In her Wall Street Journal Online article, Reverse Mentoring Cracks Workplace, Leslie Kwoh writes about “reverse mentoring” whereby older, more experienced employees are paired with younger employees who serve as their mentors. This approach can be especially helpful to teach older employees about the latest technology such as Skype and iPhone apps and popular social media tools such as Facebook or Twitter. The article cites several Fortune 500 companies that have successfully implemented reverse mentoring programs including GE, Ogilvy & Mather, Hewlett-Packard Co., Cisco Systems Inc.
In a Forbes.com article from earlier this year, Lisa Quast highlights a few of the benefits of a reverse mentoring program:
- Closes the knowledge gap for both parties
- Empowers emerging and established leaders
- Brings different employee generations closer together
Successful reverse mentoring programs also prove another important point when it comes to networking– everyone has something to contribute.

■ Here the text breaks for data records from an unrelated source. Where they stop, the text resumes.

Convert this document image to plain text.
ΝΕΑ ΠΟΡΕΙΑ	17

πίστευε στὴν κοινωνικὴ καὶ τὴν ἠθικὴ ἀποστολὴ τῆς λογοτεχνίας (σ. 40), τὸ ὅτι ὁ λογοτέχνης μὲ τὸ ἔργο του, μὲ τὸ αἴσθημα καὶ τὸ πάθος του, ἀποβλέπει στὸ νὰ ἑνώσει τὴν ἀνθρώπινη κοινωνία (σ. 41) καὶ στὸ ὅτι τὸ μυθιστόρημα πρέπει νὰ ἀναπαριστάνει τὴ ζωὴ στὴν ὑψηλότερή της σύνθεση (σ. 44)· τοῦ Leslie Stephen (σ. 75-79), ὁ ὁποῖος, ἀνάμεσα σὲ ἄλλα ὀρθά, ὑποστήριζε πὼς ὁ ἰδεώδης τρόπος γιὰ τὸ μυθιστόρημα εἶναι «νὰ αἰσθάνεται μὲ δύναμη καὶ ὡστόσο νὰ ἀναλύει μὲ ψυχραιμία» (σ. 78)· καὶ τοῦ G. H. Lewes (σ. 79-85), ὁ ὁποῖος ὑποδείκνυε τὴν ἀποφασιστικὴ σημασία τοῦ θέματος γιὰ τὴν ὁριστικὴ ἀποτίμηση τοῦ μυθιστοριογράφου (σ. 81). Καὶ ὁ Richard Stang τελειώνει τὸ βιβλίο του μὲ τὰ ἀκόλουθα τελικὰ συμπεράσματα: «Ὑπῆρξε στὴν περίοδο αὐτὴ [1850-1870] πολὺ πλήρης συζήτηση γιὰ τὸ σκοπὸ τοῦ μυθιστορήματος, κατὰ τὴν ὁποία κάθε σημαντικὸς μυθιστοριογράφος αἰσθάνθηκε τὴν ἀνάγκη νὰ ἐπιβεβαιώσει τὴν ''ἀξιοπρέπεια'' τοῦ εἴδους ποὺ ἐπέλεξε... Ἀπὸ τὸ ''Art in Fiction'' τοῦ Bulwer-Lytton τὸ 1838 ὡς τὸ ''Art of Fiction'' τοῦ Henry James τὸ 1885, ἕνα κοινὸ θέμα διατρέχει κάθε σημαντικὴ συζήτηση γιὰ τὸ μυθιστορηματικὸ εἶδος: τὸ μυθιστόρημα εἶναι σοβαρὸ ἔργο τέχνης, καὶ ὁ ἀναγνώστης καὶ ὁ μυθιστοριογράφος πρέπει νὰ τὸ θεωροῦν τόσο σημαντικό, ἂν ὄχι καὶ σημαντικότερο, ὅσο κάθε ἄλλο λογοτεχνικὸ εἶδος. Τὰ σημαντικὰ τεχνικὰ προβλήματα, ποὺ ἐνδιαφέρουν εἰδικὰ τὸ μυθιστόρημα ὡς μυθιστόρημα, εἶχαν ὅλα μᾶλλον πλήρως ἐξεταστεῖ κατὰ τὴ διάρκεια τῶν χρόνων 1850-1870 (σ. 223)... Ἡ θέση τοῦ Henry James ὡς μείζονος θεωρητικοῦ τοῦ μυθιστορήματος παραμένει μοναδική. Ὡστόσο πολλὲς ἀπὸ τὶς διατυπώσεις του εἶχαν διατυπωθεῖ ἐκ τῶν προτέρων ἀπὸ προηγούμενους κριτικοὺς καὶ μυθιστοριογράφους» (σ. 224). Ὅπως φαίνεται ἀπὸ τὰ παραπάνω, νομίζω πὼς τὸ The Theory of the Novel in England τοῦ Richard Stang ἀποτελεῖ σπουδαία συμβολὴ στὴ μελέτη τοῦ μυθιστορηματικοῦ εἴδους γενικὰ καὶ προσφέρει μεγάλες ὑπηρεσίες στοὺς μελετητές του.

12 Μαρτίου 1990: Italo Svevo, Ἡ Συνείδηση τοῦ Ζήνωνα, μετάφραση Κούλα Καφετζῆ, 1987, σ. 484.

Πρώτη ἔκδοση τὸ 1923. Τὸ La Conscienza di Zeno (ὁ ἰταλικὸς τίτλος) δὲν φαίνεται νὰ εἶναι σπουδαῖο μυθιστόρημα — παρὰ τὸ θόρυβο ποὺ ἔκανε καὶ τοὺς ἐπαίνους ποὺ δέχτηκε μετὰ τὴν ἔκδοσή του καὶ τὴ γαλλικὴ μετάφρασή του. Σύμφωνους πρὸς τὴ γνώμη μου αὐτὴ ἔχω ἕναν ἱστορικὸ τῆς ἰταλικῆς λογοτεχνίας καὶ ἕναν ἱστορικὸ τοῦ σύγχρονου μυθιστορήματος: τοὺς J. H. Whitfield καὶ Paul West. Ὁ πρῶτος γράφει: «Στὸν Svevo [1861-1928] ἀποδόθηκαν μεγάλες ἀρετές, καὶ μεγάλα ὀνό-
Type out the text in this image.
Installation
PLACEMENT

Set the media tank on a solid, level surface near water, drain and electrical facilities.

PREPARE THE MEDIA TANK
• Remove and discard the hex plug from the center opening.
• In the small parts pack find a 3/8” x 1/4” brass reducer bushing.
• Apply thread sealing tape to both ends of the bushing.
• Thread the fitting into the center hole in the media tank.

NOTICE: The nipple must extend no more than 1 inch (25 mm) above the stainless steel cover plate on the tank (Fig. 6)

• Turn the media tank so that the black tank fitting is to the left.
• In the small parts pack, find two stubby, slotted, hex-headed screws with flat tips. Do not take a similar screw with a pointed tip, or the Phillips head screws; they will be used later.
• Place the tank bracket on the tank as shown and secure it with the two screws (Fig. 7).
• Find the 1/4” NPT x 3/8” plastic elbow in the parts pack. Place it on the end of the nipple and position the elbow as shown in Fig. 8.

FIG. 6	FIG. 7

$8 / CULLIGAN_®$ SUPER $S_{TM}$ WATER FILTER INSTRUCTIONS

Many people, especially young professional, who are new to networking often say, “I have nothing to offer in a networking situation” and will use this as a reason for not participating. Reverse mentoring programs wouldn’t exist if young professionals didn’t have something to contribute. Whether it is a formal mentoring program or an informal networking situation, remember this. . . EVERYONE HAS SOMETHING TO CONTRIBUTE.